Demand for gold in China may slow in the second and third quarters on price fluctuations and the weaker consumption enthusiasm after the Sichuan earthquake, the World Gold Council told Shanghai Daily yesterday.
"The unstable gold prices may lead to a wait-and-see attitude among buyers in the second quarter," Wang Lixin, head of the gold advocacy group in China, told the newspaper yesterday. "Chinese buyers are not afraid of price increases but price fluctuations as the instability will confuse them on buying timing. Concerns of a possible economic slowdown may also curtail gold sales," he said.
The devastating 8-magnitude earthquake on May 12 in Sichuan Province also cooled consumption demand, he added.
"We expect gold demand in China to be stable this year as the macro-economy is still prospering," Wang said.

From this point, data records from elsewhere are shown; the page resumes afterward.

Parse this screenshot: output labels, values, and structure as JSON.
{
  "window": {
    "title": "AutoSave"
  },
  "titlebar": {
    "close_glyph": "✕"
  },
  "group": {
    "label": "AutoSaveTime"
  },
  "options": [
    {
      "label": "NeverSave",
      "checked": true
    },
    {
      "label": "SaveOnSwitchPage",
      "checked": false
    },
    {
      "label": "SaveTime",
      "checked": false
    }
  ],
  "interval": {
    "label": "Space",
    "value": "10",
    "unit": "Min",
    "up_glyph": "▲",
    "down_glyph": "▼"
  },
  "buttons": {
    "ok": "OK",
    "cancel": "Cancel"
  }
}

Gold demand in the country rose 13 percent in the first quarter amid a strong appetite for both investment and jewelry gold, the council said.
Demand for gold jewelry on the Chinese mainland rose 9 percent to 86.6 tons while that in Hong Kong dropped 5 percent to 3.6 tons and that in Taiwan tumbled 30 percent to 2.8 tons. Demand for investment-grade gold surged 63 percent on the mainland to 15.1 tons.
Rising prices of the metal in the first quarter attracted more investment interest in the metal in China.
The correction in the stock market also prompted investors to seek other investment channels. The benchmark Shanghai Composite Index shed 34 percent in the first quarter.
Concerns about high inflation also drove more investors to invest in gold as a hedging tool. China's consumer price index, the main gauge of inflation, rose 8 percent in the first quarter. The Olympics Games gold products also spurred buying of the metal.
Total gold demand on the mainland jumped 15 percent to 101.7 tons in the first quarter.